Le problème de la robotique, c’est qu’il est facile de produire des démos qui ont l’air convaincantes, mais vraiment très difficile de faire en sorte que ça fonctionne correctement dans le cas général. La conduite autonome en est un bon exemple.
Je suis prêt à attendre un robot domestique d’assistance qui prépare le dîner, fait la vaisselle et sort les poubelles.
Cela dit, ce qui me fait peur, c’est le moment où ce genre d’assistants sera mobilisé pour la guerre, que ce soit pour moi ou contre moi.
Notre vitesse d’échantillonnage sensoriel et la vitesse d’inférence de notre intelligence dépassent de plusieurs ordres de grandeur celles des meilleurs robots actuels.
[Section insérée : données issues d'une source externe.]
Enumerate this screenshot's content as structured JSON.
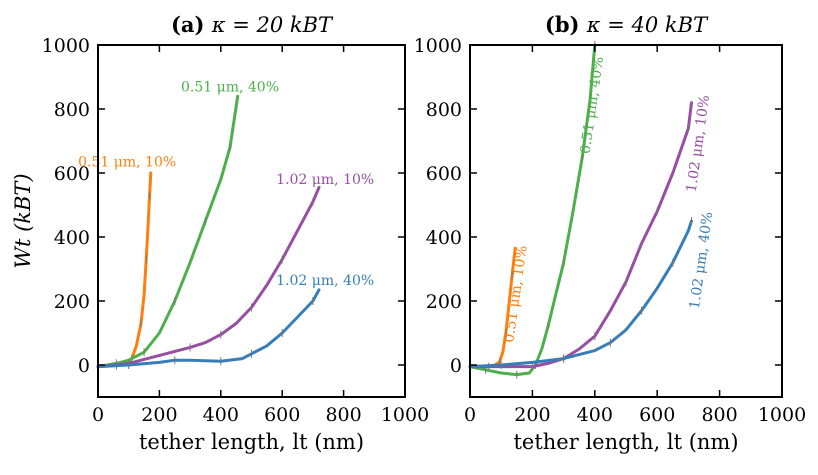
{
  "chart_data": [
    {
      "type": "line",
      "panel": "a",
      "title_prefix": "(a)",
      "title_math": "κ = 20 kBT",
      "xlabel": "tether length, lt (nm)",
      "ylabel": "Wt (kBT)",
      "xlim": [
        0,
        1000
      ],
      "ylim": [
        -100,
        1000
      ],
      "xticks": [
        "0",
        "200",
        "400",
        "600",
        "800",
        "1000"
      ],
      "yticks": [
        "0",
        "200",
        "400",
        "600",
        "800",
        "1000"
      ],
      "series": [
        {
          "name": "0.51 μm, 10%",
          "label": "0.51 μm, 10%",
          "color": "#ff7f0e",
          "points": [
            [
              0,
              -5
            ],
            [
              60,
              -2
            ],
            [
              95,
              5
            ],
            [
              110,
              20
            ],
            [
              125,
              60
            ],
            [
              140,
              130
            ],
            [
              150,
              220
            ],
            [
              157,
              330
            ],
            [
              163,
              430
            ],
            [
              168,
              530
            ],
            [
              172,
              600
            ]
          ],
          "label_anchor": [
            95,
            620
          ],
          "label_rotate": 0
        },
        {
          "name": "0.51 μm, 40%",
          "label": "0.51 μm, 40%",
          "color": "#4daf4a",
          "points": [
            [
              0,
              -5
            ],
            [
              60,
              5
            ],
            [
              100,
              15
            ],
            [
              150,
              40
            ],
            [
              200,
              100
            ],
            [
              250,
              200
            ],
            [
              300,
              320
            ],
            [
              350,
              450
            ],
            [
              400,
              580
            ],
            [
              430,
              680
            ],
            [
              455,
              840
            ]
          ],
          "label_anchor": [
            430,
            855
          ],
          "label_rotate": 0
        },
        {
          "name": "1.02 μm, 10%",
          "label": "1.02 μm, 10%",
          "color": "#984ea3",
          "points": [
            [
              0,
              -5
            ],
            [
              100,
              5
            ],
            [
              200,
              30
            ],
            [
              300,
              55
            ],
            [
              350,
              70
            ],
            [
              400,
              95
            ],
            [
              450,
              130
            ],
            [
              500,
              180
            ],
            [
              550,
              250
            ],
            [
              600,
              330
            ],
            [
              650,
              420
            ],
            [
              700,
              510
            ],
            [
              720,
              555
            ]
          ],
          "label_anchor": [
            740,
            565
          ],
          "label_rotate": 0
        },
        {
          "name": "1.02 μm, 40%",
          "label": "1.02 μm, 40%",
          "color": "#377eb8",
          "points": [
            [
              0,
              -5
            ],
            [
              100,
              0
            ],
            [
              200,
              8
            ],
            [
              250,
              15
            ],
            [
              300,
              15
            ],
            [
              400,
              12
            ],
            [
              470,
              20
            ],
            [
              500,
              35
            ],
            [
              550,
              60
            ],
            [
              600,
              100
            ],
            [
              650,
              150
            ],
            [
              700,
              200
            ],
            [
              720,
              235
            ]
          ],
          "label_anchor": [
            740,
            250
          ],
          "label_rotate": 0
        }
      ]
    },
    {
      "type": "line",
      "panel": "b",
      "title_prefix": "(b)",
      "title_math": "κ = 40 kBT",
      "xlabel": "tether length, lt (nm)",
      "ylabel": "",
      "xlim": [
        0,
        1000
      ],
      "ylim": [
        -100,
        1000
      ],
      "xticks": [
        "0",
        "200",
        "400",
        "600",
        "800",
        "1000"
      ],
      "yticks": [
        "0",
        "200",
        "400",
        "600",
        "800",
        "1000"
      ],
      "series": [
        {
          "name": "0.51 μm, 10%",
          "label": "0.51 μm, 10%",
          "color": "#ff7f0e",
          "points": [
            [
              0,
              -5
            ],
            [
              60,
              -5
            ],
            [
              80,
              0
            ],
            [
              95,
              10
            ],
            [
              105,
              40
            ],
            [
              115,
              100
            ],
            [
              125,
              190
            ],
            [
              135,
              280
            ],
            [
              145,
              365
            ]
          ],
          "label_anchor": [
            160,
            220
          ],
          "label_rotate": -82
        },
        {
          "name": "0.51 μm, 40%",
          "label": "0.51 μm, 40%",
          "color": "#4daf4a",
          "points": [
            [
              0,
              -5
            ],
            [
              50,
              -15
            ],
            [
              100,
              -25
            ],
            [
              150,
              -30
            ],
            [
              190,
              -25
            ],
            [
              210,
              0
            ],
            [
              230,
              50
            ],
            [
              250,
              120
            ],
            [
              270,
              200
            ],
            [
              300,
              320
            ],
            [
              330,
              480
            ],
            [
              360,
              650
            ],
            [
              385,
              830
            ],
            [
              400,
              1000
            ]
          ],
          "label_anchor": [
            405,
            810
          ],
          "label_rotate": -82
        },
        {
          "name": "1.02 μm, 10%",
          "label": "1.02 μm, 10%",
          "color": "#984ea3",
          "points": [
            [
              0,
              -5
            ],
            [
              200,
              -5
            ],
            [
              250,
              5
            ],
            [
              300,
              20
            ],
            [
              350,
              50
            ],
            [
              400,
              90
            ],
            [
              450,
              170
            ],
            [
              500,
              260
            ],
            [
              550,
              380
            ],
            [
              600,
              480
            ],
            [
              650,
              600
            ],
            [
              700,
              740
            ],
            [
              710,
              820
            ]
          ],
          "label_anchor": [
            745,
            690
          ],
          "label_rotate": -82
        },
        {
          "name": "1.02 μm, 40%",
          "label": "1.02 μm, 40%",
          "color": "#377eb8",
          "points": [
            [
              0,
              -5
            ],
            [
              100,
              0
            ],
            [
              200,
              8
            ],
            [
              300,
              20
            ],
            [
              400,
              45
            ],
            [
              450,
              70
            ],
            [
              500,
              110
            ],
            [
              550,
              170
            ],
            [
              600,
              240
            ],
            [
              650,
              320
            ],
            [
              700,
              420
            ],
            [
              710,
              450
            ]
          ],
          "label_anchor": [
            755,
            325
          ],
          "label_rotate": -82
        }
      ]
    }
  ]
}
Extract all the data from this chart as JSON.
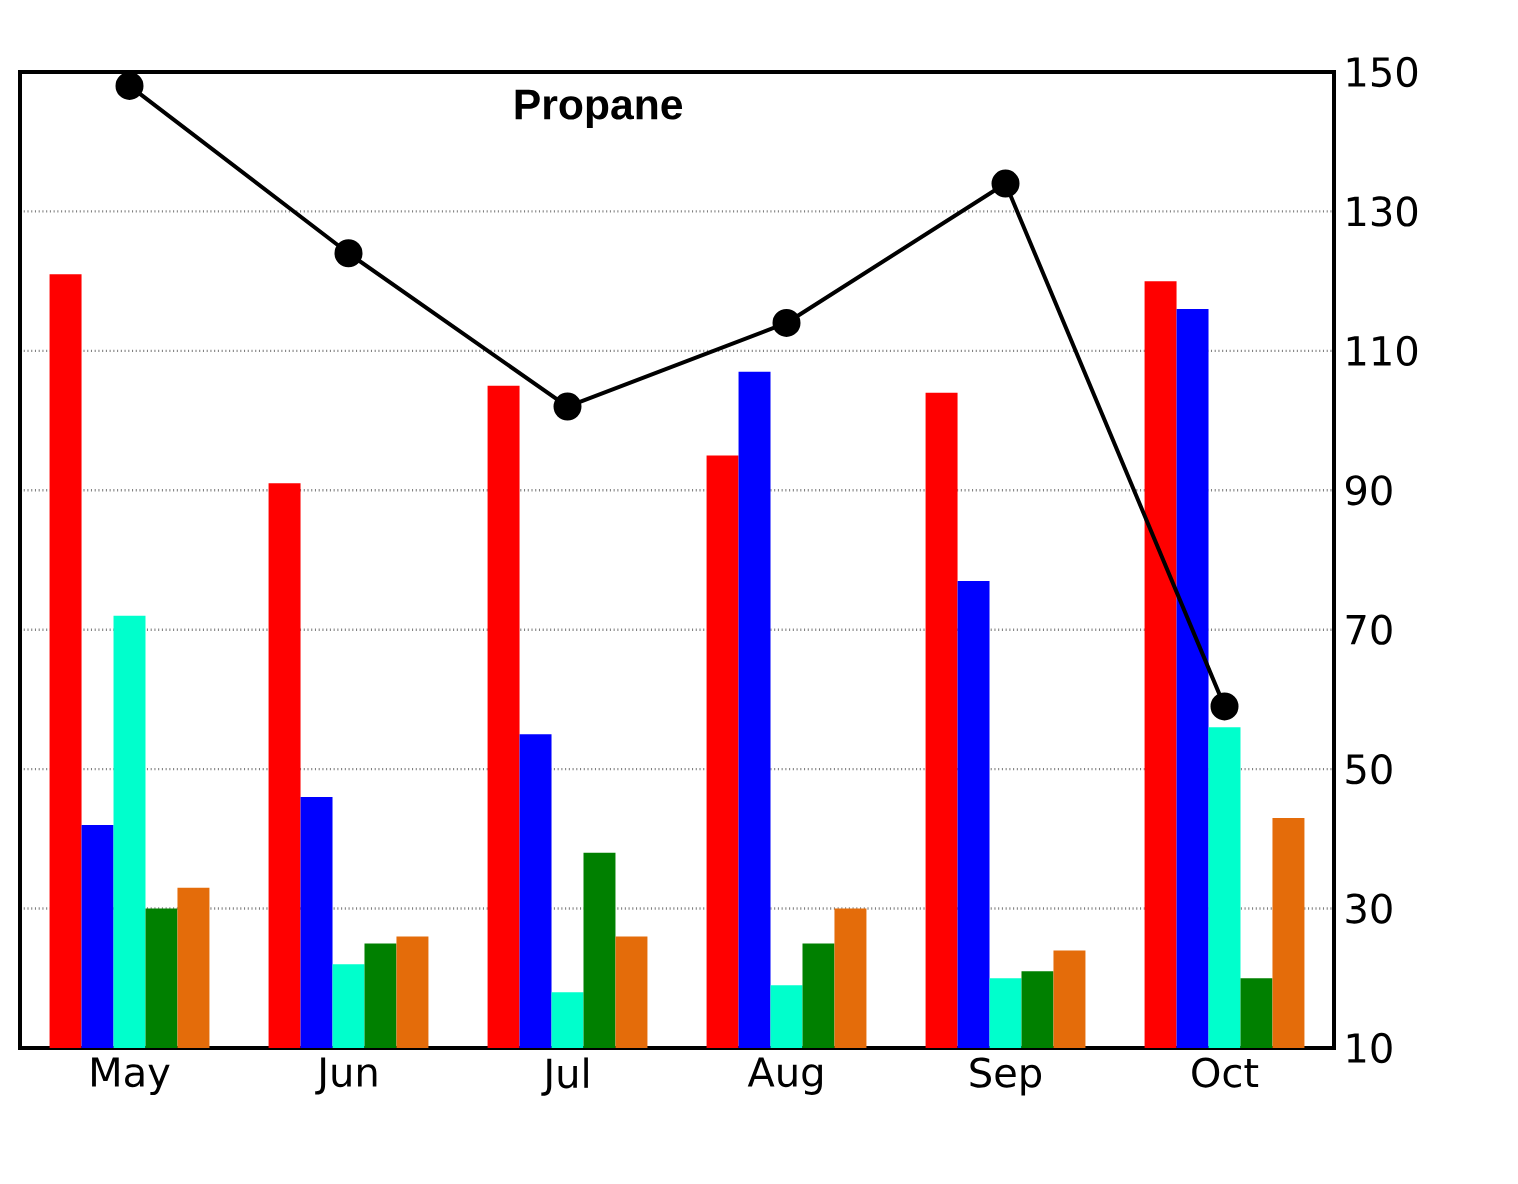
{
  "chart_data": {
    "type": "bar",
    "title": "Propane",
    "categories": [
      "May",
      "Jun",
      "Jul",
      "Aug",
      "Sep",
      "Oct"
    ],
    "series": [
      {
        "color": "#ff0000",
        "values": [
          121,
          91,
          105,
          95,
          104,
          120
        ]
      },
      {
        "color": "#0000ff",
        "values": [
          42,
          46,
          55,
          107,
          77,
          116
        ]
      },
      {
        "color": "#00ffcc",
        "values": [
          72,
          22,
          18,
          19,
          20,
          56
        ]
      },
      {
        "color": "#008000",
        "values": [
          30,
          25,
          38,
          25,
          21,
          20
        ]
      },
      {
        "color": "#e46c0a",
        "values": [
          33,
          26,
          26,
          30,
          24,
          43
        ]
      },
      {
        "type": "line",
        "color": "#000000",
        "marker": "circle",
        "values": [
          148,
          124,
          102,
          114,
          134,
          59
        ]
      }
    ],
    "ylim": [
      10,
      150
    ],
    "yticks": [
      10,
      30,
      50,
      70,
      90,
      110,
      130,
      150
    ],
    "grid": "y"
  }
}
Pour l’instant, l’être humain est bien plus raffiné et compétent.
J’espère qu’on pourra avoir des dispositifs suffisamment légers, mais vu les contraintes de poids des batteries, je vois mal comment ce serait possible.
Ils disent avoir atteint 76,6 % sur « R2R-CE (Room-to-Room in Continuous Environments) », mais j’aimerais bien savoir ce qui s’est passé pendant les 23,4 % restants.
Si on regarde les erreurs de navigation sur la page avec les graphiques de résultats, on obtient l’indicateur le plus pertinent pour cette question. Le modèle excelle à « ne pas partir dans la mauvaise direction », donc son taux d’échec vient probablement de cas où il n’a pas réussi à trouver son chemin.
C’est vraiment génial. Le fait que le robot puisse utiliser la direction pointée du doigt pour décider où aller est un excellent choix de conception, et la robotique est vraiment la prochaine frontière. Ça me donne clairement envie de soutenir Mistral.